Dreams of dolls in my mother-in-law's house,
dolls holding Halloween court, sentencing
the Toby jugs to a century of flag-carrying.
The interior designer's Majolica pitchers
spawn litters of cabbage-covered creamers.
The china cats nurse soda bottles on end
tables while the candlesticks of crystal, brass, iron
out their differences by growing nobs and studs
and marching the glass chickens
to their fate with the Staffordshire dogs.

Nutcracker dreams in this house of color.

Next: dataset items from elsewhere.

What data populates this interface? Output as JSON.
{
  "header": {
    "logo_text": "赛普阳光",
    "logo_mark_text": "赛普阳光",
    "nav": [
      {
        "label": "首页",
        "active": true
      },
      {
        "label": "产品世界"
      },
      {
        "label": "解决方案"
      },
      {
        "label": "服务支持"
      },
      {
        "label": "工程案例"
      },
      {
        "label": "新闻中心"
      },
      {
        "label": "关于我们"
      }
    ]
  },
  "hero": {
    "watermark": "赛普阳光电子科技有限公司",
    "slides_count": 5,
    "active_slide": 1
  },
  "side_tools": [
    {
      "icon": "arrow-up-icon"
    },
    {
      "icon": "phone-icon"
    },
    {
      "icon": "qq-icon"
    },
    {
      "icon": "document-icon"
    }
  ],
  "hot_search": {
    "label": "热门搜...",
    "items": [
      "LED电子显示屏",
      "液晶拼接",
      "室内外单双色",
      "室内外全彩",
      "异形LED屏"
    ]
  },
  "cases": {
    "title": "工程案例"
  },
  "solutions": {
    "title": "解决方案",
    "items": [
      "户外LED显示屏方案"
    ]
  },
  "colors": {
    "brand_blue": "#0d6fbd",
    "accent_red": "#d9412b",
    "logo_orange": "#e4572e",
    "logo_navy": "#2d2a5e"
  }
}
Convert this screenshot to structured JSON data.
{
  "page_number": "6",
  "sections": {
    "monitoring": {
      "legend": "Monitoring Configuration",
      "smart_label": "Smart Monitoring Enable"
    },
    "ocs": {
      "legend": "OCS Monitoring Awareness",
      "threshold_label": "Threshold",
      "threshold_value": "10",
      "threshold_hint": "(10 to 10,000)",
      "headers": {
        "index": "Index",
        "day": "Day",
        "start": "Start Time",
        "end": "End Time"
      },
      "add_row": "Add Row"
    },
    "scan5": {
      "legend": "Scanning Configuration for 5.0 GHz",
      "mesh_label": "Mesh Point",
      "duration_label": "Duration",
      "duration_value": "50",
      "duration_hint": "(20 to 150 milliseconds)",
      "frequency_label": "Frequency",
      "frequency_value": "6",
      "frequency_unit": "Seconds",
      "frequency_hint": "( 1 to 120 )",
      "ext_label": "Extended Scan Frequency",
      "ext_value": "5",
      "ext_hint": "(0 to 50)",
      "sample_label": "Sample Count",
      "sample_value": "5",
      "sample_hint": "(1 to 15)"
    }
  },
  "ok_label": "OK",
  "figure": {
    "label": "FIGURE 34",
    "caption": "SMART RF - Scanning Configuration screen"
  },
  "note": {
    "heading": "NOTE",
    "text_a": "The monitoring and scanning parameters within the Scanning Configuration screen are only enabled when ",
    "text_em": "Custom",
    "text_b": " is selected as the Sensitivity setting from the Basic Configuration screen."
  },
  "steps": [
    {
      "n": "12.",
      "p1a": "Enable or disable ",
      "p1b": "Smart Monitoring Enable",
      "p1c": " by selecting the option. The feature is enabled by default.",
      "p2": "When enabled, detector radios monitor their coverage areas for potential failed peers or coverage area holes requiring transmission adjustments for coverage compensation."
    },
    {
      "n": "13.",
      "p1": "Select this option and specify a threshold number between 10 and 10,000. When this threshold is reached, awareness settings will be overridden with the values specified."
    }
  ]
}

A forest of exclamation marks, each upholding
a red votive. House where I can't find the stove
under the world Santas. House where even Matisse fades
into the background behind a basket of Japanese scarves
and the actual ivies hide among fakes,
while photographs tuck into an army of witches
wandering in a thicket of hatboxes and tobacco tins
rusted and hoarsely creaking when opened to crow
the shopper's Lucky Strike, her coup, the cutest
and almost authentic Chinese platter, the glittery bats
enshrined under black lampshades, in snow
globes and dreams of waking, your skin stroked
by a big brush, flattened under bands of orange and fuchsia,
of being zapped and frozen, captive of a framing eye.